Obwohl die gerade Linienführung der gut ausgebauten Bundesstraße an dieser Stelle begünstigt, dass dort hohe Geschwindigkeiten gefahren werden, stellt sich der Streckenabschnitt laut Polizei als nahezu unfallfrei dar. Im Zeitraum 2019 bis 2021 wurden zwar 19 Unfälle auf der gesamten Strecke zwischen Oberkaina und Ebendörfel registriert, davon waren zehn aber Wildunfälle. Es habe jedoch auch drei Verkehrsunfälle mit Personenschäden gegeben, bei denen fast ausschließlich ältere Fahrzeugführer beteiligt waren.

„Überhöhte Geschwindigkeit – und nur diese kann von Polizei und Ordnungsamt gemessen und geahndet werden – ist als Unfallursache nicht ermittelt oder festgestellt worden“, resümiert Polizei-Sprecher Kai Siebenäuger. Für Anwohner ein ernüchterndes Fazit, denn das Problem erstreckt sich nicht nur auf den Bereich, in dem Tempo 70 vorgeschrieben ist.

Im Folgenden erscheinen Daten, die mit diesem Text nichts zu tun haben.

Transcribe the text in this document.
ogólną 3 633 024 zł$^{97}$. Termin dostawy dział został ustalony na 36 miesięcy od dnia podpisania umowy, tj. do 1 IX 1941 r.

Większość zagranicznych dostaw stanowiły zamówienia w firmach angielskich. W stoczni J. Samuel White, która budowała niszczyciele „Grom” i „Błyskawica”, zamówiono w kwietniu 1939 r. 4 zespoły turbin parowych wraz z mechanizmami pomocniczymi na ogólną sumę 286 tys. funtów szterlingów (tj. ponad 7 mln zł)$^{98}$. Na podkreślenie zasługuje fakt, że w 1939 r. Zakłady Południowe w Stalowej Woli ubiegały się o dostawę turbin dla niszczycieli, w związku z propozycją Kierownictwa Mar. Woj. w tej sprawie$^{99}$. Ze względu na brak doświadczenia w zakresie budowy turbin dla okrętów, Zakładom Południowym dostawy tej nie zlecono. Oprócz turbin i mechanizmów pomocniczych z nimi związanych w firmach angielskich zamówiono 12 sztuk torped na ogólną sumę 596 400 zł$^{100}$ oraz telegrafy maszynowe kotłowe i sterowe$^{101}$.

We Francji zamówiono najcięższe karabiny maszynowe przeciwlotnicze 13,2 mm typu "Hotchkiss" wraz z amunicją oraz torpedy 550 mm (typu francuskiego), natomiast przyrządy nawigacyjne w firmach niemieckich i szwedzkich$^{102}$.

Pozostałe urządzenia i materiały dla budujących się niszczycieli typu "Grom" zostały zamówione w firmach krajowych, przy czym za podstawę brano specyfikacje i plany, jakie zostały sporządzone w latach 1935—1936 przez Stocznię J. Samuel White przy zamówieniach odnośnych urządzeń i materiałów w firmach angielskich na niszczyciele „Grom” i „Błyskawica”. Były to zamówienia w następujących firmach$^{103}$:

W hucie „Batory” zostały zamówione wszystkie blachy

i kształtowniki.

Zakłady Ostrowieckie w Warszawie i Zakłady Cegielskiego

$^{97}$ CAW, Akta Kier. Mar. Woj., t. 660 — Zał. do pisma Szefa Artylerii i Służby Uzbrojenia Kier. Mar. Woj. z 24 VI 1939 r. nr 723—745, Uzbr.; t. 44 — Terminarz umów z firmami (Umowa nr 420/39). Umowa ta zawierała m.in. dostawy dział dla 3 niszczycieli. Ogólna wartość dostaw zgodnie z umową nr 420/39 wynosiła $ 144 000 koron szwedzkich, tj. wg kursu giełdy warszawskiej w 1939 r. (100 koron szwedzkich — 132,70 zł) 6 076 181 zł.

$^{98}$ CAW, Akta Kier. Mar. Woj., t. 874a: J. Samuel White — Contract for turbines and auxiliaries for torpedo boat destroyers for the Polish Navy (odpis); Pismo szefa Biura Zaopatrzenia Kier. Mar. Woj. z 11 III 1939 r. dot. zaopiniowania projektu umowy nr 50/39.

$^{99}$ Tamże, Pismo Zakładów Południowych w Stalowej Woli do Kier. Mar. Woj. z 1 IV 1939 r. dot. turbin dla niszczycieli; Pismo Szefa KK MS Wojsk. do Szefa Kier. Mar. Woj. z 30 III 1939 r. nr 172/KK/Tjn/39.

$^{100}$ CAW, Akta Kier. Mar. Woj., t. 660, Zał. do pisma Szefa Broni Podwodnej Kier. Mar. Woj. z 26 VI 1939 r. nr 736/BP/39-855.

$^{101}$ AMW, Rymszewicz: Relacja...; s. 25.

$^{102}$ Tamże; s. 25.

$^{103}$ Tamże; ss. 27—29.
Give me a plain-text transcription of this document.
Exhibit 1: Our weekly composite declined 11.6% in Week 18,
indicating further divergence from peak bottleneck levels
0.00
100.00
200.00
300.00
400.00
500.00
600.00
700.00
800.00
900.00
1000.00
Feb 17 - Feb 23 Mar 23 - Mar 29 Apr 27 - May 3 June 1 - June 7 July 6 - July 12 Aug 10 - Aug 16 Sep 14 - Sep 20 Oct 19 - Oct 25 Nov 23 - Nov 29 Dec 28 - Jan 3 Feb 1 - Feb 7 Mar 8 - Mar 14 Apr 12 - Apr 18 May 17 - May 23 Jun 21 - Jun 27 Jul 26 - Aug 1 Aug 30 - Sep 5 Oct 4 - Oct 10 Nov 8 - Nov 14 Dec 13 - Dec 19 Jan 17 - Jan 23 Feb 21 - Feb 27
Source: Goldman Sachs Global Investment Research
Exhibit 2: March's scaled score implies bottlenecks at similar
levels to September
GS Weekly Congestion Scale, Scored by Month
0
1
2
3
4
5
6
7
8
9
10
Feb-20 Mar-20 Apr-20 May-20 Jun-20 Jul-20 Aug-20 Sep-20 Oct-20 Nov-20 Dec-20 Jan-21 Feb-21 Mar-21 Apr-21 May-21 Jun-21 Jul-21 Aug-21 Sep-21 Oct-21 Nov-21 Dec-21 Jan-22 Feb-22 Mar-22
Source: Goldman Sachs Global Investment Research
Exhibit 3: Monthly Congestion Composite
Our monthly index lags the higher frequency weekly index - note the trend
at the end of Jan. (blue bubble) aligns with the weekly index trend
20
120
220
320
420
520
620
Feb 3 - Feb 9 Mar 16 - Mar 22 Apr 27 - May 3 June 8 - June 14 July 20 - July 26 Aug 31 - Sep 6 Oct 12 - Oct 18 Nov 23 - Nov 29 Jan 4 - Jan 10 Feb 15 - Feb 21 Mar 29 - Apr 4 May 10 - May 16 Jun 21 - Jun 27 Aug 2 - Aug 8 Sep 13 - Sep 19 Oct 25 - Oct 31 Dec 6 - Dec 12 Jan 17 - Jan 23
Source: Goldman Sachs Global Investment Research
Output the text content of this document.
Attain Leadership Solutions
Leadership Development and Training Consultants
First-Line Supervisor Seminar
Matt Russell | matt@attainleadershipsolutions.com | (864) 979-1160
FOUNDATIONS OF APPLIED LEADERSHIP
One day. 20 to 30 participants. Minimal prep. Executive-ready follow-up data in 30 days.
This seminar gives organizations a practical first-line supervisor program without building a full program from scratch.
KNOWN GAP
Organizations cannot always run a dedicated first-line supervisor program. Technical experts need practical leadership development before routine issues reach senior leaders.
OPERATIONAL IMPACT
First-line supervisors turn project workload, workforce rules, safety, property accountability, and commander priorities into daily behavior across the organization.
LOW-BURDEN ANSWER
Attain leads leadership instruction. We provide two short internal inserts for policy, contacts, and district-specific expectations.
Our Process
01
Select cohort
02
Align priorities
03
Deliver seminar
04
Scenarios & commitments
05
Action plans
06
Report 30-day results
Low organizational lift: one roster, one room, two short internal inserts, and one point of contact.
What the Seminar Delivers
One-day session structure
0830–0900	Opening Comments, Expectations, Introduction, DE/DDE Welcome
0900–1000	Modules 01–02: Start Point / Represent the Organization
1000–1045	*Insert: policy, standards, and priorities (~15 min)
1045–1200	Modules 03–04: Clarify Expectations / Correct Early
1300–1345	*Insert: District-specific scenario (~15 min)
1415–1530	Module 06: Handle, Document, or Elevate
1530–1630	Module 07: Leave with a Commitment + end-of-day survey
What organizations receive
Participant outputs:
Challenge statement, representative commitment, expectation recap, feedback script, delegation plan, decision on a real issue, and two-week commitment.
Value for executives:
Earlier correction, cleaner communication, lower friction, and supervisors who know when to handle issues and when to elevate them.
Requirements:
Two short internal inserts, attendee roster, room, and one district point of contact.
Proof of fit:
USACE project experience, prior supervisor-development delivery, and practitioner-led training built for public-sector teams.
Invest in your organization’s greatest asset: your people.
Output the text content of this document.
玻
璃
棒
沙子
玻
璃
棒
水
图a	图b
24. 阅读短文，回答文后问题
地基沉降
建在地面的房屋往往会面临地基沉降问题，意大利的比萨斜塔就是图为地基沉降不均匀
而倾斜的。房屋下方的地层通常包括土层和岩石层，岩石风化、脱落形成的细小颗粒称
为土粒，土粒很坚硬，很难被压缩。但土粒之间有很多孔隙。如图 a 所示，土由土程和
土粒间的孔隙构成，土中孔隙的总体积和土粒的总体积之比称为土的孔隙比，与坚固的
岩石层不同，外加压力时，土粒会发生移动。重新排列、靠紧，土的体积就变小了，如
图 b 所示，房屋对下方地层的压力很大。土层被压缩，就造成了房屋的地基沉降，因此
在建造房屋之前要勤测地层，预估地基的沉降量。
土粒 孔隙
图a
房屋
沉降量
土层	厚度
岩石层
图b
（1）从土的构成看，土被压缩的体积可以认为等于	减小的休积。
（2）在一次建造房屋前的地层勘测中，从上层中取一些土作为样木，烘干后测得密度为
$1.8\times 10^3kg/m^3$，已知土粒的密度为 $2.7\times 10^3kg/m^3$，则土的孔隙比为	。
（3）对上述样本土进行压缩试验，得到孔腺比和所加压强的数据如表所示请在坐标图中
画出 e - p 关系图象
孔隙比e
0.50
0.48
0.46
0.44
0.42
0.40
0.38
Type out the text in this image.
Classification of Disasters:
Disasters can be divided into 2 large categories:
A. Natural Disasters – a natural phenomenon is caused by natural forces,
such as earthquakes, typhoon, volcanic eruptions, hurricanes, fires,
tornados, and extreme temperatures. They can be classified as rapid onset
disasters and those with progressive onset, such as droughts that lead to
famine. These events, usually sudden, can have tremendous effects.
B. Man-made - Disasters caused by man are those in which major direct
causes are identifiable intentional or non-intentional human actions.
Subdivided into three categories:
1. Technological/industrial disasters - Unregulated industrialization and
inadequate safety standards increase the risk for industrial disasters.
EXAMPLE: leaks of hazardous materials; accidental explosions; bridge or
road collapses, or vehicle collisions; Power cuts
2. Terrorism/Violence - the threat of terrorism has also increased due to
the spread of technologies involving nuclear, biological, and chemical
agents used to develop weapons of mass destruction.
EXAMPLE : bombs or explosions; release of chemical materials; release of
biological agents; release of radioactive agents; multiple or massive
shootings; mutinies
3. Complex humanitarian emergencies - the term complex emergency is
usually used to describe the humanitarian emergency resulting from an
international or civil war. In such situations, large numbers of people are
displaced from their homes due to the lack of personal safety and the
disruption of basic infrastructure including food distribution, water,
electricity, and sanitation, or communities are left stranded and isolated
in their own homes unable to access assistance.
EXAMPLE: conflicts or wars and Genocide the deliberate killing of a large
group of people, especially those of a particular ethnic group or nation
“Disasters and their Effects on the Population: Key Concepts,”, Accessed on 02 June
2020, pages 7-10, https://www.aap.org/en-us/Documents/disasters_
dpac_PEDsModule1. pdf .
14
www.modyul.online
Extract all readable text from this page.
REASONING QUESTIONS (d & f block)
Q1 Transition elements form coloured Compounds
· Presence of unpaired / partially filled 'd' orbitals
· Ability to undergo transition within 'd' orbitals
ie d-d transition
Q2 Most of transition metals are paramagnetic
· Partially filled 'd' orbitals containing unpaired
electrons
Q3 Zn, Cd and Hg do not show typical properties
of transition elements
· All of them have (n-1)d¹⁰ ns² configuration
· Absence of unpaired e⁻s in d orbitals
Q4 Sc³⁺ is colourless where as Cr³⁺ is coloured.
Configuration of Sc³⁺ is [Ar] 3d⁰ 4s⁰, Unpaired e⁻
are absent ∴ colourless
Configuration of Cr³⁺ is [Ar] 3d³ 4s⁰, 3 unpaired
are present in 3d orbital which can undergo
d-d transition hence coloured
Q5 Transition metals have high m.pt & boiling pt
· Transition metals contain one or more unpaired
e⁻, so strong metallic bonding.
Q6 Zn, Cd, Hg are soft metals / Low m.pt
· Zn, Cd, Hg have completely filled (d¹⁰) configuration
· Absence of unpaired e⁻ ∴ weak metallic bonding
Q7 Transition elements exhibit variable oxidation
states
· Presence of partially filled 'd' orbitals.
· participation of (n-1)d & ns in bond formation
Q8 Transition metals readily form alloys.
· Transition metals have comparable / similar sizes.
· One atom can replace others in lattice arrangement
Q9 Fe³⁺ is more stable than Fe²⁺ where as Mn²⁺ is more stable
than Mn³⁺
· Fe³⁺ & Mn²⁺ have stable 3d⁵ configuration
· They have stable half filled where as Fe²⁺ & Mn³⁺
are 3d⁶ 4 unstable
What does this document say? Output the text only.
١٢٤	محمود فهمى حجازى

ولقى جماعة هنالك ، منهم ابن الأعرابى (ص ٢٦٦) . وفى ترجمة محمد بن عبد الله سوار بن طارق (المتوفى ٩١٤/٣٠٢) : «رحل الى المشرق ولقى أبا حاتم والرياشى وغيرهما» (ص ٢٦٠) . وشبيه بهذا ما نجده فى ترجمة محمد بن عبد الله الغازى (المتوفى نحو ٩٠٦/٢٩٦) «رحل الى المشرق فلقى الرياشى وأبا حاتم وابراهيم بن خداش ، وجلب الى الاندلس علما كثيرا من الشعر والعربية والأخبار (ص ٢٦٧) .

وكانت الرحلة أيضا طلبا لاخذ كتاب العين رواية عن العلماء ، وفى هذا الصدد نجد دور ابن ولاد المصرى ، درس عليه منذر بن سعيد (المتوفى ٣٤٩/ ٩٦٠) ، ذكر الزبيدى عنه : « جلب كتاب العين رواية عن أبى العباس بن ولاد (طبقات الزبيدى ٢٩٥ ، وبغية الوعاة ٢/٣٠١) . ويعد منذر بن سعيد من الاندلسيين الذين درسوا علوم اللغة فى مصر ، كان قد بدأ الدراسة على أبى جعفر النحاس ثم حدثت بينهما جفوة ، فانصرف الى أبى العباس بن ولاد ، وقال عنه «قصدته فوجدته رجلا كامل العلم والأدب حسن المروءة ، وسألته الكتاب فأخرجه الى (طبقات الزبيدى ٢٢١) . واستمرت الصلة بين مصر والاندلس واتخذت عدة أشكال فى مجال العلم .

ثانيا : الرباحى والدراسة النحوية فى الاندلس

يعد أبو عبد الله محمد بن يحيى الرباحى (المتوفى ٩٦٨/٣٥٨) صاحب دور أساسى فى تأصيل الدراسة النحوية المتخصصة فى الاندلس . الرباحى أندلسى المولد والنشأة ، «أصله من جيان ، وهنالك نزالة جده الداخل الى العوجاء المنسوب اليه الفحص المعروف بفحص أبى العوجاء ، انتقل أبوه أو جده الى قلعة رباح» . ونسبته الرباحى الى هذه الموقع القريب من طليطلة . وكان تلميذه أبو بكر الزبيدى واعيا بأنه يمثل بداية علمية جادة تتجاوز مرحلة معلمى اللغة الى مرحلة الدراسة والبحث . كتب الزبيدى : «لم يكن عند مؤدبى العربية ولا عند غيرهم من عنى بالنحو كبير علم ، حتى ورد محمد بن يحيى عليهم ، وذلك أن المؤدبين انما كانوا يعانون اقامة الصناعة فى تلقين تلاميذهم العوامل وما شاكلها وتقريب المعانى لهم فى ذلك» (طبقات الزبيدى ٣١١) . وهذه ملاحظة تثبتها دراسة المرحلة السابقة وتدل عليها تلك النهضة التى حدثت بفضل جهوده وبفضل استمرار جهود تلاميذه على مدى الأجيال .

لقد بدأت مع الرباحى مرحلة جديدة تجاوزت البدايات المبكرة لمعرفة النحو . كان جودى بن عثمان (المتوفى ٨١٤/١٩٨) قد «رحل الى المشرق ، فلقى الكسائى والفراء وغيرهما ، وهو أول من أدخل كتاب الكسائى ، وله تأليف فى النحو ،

Sorge um Kinder auch in Oberkaina selbst

Bereits in Oberkaina, wo es richtige Ortsschilder gibt und folglich Tempo 50 gilt, herrsche viel mehr Verkehr, unter anderem begünstigt durch den neuen Edeka-Einkaufsmarkt, der im November 2020 eröffnet hat, da auch viele aus dem Umland diesen nutzen, sagt Anwohnerin Susanne Anders. Wenn sie in den Markt will und über die B96 muss, fühle sie sich überhaupt nicht sicher, und das trotz der vorhandenen Verkehrsinsel.

1997 ist sie mit ihren Eltern nach Oberkaina gezogen. Seitdem sei es wesentlich mehr Verkehr geworden, der durch den Ort fährt. „Die Autos kommen zum Teil angeschossen“, beschreibt Susanne Anders ihre Eindrücke. „Auch an der Kreuzung steht man manchmal ewig und muss warten, weil so viel Verkehr ist.“ Mittlerweile ist sie selbst Mutter und die Sorge wächst, dass doch mal etwas passiert.